Tive um professor no colegial que nos disse que nunca paramos para olhar as coisas ao nosso redor, pois estamos sempre apressados ou prestando atenção em outras coisas. Nunca reparamos em nada no caminho de ida ao trabalho e retorno. Passamos todos os dias pelos mesmos lugares e nunca olhamos de uma maneira mais focada. Passei a prestar atenção em todos os detalhes. Casas, prédios, pessoas… É tão gostoso você sentir-se parte e ver que tem muito mais coisa no mundo real! Assim como gosto de observar as pessoas que pegam ônibus comigo ou que caminham ao meu lado, gosto de observar o caminho que pego há mais de 5 anos para o trabalho. Sempre há algo novo! Sempre há algo belo!
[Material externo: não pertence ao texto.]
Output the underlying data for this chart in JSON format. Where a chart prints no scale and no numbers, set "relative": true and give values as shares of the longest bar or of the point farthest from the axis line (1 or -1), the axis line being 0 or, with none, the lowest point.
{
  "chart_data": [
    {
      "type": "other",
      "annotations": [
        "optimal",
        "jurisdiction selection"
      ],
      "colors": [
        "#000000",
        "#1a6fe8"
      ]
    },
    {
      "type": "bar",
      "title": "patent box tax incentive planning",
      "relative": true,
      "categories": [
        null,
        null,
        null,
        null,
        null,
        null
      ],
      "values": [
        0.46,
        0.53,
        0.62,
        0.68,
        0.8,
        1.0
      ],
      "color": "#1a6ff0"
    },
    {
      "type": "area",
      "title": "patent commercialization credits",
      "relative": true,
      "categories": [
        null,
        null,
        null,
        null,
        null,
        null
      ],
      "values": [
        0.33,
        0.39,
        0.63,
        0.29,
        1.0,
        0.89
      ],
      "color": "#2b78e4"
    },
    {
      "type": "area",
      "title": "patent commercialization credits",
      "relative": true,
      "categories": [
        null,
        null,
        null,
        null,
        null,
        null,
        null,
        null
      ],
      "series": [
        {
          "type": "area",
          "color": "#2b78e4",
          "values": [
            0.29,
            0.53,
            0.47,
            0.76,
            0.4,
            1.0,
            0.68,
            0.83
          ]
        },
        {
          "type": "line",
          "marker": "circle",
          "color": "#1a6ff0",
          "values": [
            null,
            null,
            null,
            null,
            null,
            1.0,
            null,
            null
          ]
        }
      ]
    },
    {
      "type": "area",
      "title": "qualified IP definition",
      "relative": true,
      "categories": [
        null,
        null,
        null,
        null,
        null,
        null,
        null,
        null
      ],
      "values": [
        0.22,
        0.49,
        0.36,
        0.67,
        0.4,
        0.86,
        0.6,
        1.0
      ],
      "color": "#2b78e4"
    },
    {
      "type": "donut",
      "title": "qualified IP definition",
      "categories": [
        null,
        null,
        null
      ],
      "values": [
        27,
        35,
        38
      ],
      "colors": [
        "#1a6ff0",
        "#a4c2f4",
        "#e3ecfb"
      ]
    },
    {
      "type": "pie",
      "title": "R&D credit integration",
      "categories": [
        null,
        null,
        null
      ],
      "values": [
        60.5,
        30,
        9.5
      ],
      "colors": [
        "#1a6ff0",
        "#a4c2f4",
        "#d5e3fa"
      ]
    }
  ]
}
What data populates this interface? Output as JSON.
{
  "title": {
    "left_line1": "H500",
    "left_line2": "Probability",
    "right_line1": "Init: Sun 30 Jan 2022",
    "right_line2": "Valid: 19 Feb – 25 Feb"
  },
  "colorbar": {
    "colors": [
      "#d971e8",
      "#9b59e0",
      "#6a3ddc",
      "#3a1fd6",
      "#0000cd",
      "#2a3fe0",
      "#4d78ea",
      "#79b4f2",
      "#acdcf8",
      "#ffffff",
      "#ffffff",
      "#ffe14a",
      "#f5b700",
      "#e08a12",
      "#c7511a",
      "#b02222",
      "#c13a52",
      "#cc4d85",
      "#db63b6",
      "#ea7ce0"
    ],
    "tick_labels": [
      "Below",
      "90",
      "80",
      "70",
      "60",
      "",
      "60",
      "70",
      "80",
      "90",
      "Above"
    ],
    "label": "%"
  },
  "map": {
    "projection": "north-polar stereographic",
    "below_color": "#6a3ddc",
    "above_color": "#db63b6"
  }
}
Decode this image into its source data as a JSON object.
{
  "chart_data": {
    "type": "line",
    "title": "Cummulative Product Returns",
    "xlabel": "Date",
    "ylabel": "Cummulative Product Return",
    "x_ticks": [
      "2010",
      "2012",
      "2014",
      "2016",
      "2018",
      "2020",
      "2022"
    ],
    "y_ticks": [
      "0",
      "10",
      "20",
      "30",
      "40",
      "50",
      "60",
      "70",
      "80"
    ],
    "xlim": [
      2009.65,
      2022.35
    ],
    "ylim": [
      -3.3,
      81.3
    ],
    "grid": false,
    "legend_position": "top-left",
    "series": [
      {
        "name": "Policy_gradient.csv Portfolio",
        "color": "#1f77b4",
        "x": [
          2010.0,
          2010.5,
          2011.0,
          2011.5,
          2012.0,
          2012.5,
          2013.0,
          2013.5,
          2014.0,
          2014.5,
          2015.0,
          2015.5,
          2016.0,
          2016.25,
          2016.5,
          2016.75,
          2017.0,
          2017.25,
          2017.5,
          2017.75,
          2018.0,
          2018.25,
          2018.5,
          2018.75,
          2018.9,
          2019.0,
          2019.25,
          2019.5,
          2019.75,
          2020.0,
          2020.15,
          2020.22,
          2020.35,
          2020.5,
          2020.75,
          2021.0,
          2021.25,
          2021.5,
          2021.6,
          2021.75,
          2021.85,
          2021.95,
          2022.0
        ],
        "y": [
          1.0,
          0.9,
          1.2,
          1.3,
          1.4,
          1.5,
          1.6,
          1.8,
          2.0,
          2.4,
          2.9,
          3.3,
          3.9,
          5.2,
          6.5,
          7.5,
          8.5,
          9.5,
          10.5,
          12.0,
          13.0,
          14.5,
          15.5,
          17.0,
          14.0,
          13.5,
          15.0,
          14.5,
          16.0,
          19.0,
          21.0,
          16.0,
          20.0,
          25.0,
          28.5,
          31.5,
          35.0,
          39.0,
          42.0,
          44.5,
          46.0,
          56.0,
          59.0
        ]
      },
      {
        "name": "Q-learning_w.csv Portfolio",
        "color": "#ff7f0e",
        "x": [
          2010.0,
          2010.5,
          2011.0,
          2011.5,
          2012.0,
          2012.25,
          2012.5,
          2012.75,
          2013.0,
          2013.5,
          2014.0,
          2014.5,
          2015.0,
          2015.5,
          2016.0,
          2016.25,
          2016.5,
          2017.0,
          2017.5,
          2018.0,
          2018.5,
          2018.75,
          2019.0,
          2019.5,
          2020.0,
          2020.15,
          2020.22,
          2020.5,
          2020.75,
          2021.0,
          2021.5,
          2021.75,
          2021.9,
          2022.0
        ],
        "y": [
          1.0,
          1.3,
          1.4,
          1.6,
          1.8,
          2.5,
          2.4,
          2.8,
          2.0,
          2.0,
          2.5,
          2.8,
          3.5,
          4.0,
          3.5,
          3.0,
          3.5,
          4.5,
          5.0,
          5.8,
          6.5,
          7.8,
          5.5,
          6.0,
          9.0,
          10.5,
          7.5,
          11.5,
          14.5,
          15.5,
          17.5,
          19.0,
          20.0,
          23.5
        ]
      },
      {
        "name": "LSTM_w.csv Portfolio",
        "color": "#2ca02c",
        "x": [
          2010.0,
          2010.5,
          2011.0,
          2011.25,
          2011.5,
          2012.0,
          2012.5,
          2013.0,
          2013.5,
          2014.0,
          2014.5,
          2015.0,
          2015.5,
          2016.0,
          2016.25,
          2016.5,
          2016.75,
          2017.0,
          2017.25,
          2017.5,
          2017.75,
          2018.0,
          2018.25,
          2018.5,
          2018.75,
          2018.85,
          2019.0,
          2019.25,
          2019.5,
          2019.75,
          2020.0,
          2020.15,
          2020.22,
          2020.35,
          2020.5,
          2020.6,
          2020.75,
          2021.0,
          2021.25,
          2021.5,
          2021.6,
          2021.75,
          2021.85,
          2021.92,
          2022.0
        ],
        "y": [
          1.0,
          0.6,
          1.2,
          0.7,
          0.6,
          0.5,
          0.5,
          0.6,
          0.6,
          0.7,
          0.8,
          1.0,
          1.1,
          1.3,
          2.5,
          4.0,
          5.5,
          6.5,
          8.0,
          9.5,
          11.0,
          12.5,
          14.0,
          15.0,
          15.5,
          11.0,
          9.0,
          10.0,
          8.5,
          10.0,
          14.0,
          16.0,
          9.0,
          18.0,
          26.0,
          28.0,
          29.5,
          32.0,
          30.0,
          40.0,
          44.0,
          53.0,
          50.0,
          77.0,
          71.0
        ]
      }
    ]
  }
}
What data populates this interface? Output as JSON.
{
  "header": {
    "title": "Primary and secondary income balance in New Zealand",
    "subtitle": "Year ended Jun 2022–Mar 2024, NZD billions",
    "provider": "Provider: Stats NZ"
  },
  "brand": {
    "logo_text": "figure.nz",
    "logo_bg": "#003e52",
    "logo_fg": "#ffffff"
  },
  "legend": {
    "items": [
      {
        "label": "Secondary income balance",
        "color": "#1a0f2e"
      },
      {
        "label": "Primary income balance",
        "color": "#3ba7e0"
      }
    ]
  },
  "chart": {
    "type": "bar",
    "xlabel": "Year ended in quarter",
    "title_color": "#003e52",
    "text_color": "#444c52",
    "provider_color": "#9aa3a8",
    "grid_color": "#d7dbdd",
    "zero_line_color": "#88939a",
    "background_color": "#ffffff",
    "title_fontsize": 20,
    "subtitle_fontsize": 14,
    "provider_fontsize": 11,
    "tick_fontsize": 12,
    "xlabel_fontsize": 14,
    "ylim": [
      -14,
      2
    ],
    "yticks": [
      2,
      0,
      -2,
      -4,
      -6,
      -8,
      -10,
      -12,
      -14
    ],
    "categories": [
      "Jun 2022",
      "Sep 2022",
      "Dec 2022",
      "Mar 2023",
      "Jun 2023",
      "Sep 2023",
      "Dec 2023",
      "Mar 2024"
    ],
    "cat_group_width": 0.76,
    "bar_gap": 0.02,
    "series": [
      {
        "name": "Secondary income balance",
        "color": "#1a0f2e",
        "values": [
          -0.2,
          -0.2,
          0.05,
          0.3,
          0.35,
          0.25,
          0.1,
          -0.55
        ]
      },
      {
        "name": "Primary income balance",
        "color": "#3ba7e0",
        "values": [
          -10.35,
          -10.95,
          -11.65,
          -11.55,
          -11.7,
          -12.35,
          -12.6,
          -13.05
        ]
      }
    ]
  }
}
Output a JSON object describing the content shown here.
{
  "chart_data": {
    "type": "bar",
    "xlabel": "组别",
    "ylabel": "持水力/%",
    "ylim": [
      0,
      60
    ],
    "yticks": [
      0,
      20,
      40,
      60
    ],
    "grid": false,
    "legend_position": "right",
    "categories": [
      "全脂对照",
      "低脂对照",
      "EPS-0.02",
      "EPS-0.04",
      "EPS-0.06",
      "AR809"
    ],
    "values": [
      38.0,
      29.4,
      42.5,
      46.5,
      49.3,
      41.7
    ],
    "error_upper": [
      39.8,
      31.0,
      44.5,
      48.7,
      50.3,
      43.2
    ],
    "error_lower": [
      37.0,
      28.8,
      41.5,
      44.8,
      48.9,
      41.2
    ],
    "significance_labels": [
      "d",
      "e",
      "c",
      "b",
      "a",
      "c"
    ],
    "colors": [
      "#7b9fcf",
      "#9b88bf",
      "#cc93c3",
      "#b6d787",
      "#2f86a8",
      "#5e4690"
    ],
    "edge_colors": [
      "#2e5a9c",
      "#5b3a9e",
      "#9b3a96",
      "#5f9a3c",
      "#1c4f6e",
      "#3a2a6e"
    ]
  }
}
Renan, essa é uma lição muito preciosa, né? porque a gente esquece mesmo de olhar pros lados, ver o que tá acontecendo ao nosso redor. é doido, mas a gente entra meio que num automático e parece que é sempre tudo igual. mas nunca é!
Pura verdade. A gente se aprisiona e esquece de olhar e perceber que ainda há coisas simples porém belas de se ver, sentir e viver.
Adorei o post.
exatamente, Paloma!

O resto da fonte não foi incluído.